The Arab move was backed by the 119-nation Non-aligned Movement, which together can sway in their favour any votes in the 192-nation assembly. The assembly debated the report on Wednesday, but the more than 45 planned speakers meant the session would continue into Thursday.
The draft requested the assembly to ask UN Secretary General Ban Ki-moon to send the report to the Security Council, the sole body responsible for world peace and security and whose decisions are binding.
The 15-nation council, however, had shunned the report after it was adopted in Geneva on October 19 by the UN Human Rights Council. Israel has the support of Washington and the US House of Representatives, which late Tuesday adopted a resolution with a 344- 36 vote condemning the Goldstone report as one-sided. It called on the US government to oppose any further consideration of the report in multilateral fora, and the US has veto power on the security council.

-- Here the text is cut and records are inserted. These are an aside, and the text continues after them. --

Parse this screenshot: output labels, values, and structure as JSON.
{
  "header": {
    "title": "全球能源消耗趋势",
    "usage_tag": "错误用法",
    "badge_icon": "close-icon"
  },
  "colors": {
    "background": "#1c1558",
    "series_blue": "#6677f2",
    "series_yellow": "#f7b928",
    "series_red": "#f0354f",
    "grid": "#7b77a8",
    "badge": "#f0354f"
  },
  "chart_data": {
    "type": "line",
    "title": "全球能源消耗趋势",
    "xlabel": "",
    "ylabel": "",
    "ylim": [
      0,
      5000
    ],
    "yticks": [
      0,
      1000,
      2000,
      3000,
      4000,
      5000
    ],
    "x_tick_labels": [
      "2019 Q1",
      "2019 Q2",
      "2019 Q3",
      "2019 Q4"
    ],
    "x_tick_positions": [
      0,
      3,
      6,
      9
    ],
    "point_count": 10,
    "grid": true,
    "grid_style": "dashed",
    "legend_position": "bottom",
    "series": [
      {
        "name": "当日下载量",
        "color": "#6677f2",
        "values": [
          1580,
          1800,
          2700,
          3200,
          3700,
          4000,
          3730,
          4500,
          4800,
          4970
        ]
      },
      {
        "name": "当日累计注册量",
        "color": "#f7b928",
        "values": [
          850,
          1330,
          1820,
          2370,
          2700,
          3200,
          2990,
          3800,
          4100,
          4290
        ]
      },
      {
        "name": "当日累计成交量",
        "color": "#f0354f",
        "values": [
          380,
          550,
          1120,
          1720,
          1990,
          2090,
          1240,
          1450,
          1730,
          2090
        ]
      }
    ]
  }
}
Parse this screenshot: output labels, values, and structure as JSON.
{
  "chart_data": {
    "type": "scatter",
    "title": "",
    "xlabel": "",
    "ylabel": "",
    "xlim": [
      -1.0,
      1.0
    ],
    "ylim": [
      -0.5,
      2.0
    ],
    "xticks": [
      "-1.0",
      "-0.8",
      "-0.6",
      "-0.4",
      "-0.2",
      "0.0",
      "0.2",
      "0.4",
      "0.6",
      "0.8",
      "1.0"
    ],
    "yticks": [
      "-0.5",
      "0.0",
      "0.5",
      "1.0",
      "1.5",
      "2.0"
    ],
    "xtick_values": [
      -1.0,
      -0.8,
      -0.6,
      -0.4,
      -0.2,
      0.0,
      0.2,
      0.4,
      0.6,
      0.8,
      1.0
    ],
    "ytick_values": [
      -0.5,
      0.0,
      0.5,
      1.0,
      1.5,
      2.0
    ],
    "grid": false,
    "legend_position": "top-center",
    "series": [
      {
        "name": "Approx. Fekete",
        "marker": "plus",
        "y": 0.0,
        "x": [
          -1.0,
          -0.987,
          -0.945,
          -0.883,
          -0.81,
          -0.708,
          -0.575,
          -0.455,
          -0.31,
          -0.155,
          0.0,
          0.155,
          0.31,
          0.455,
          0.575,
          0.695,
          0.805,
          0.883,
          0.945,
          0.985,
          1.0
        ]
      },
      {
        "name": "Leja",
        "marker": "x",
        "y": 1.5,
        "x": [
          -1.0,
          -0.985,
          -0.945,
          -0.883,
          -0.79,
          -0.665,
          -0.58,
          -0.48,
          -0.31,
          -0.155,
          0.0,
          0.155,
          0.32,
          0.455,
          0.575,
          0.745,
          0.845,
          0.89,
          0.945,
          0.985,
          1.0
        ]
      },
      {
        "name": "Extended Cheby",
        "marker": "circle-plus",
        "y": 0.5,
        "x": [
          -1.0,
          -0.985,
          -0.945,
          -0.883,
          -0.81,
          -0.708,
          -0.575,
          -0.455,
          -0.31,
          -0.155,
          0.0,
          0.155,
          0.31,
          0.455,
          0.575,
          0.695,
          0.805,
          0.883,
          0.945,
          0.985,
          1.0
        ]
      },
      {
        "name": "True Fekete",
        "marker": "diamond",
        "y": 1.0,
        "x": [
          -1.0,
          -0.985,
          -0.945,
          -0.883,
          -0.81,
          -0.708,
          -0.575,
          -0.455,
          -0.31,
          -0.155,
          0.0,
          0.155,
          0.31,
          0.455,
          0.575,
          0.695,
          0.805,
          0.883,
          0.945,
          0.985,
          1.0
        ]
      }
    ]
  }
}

The assembly debate had its expected drama. Arabs and the sole Israeli representative, Ambassador Gabriela Shalev, clashed in their different interpretation of the so-called Goldstone report.
Shalev single-handedly faced the Arab and non-aligned voting blocs, accusing them of losing their focus on fighting terrorism.
"Rather than discuss how to better stop terrorist groups who deliberately target civilians, this body launches yet another campaign against the victims of terrorism, the people of Israel," Shalev told the assembly.
"The report before you was conceived in hate and executed in sin," she said. "From its inception in a one-sided mandate, the Gaza fact- finding mission was a politicized body with predetermined conclusions."
Egyptian Ambassador Maged Abdelaziz, current leader of the non- aligned group at UN headquarters in New York, condemned the targeting of civilians and civilian infrastructure in the conflict.
Abdelaziz introduced the draft resolution to the assembly on behalf of Arab and the non-aligned, urging adoption.
The draft was already sponsored by Bahrain, Comoros, Djibouti, Egypt, Iraq, Jordan, Kuwait, Lebanon, Libya, Mauritania, Morocco, Oman, Qatar, Saudi Arabia, Tunisia, United Arab Emirates, Yemen and Palestine.
"Nothing justifies a policy of collective punishment of a people under occupation, destroying their means to live a dignified life," Abdelaziz said.
The Organization of Islamic Countries, represented by Syrian Ambassador Bashar Jaafari, complained that the humanitarian and human rights situation in Gaza has worsened for the Palestinians "living under illegitimate occupation ... under terror and fear."
"The UN inability to bring Israel under the umbrella of international law has, unfortunately, harmed the image of the UN in the Islamic world, especially with the daily desecration of our holy places in al-Qud al-Sharif (Jerusalem)," he said.
Palestinian envoy Riyad Mansour told the assembly that the situation in Gaza for its 1.5 million inhabitants remains "untenable and unacceptable" because of the continuing Israeli blockade.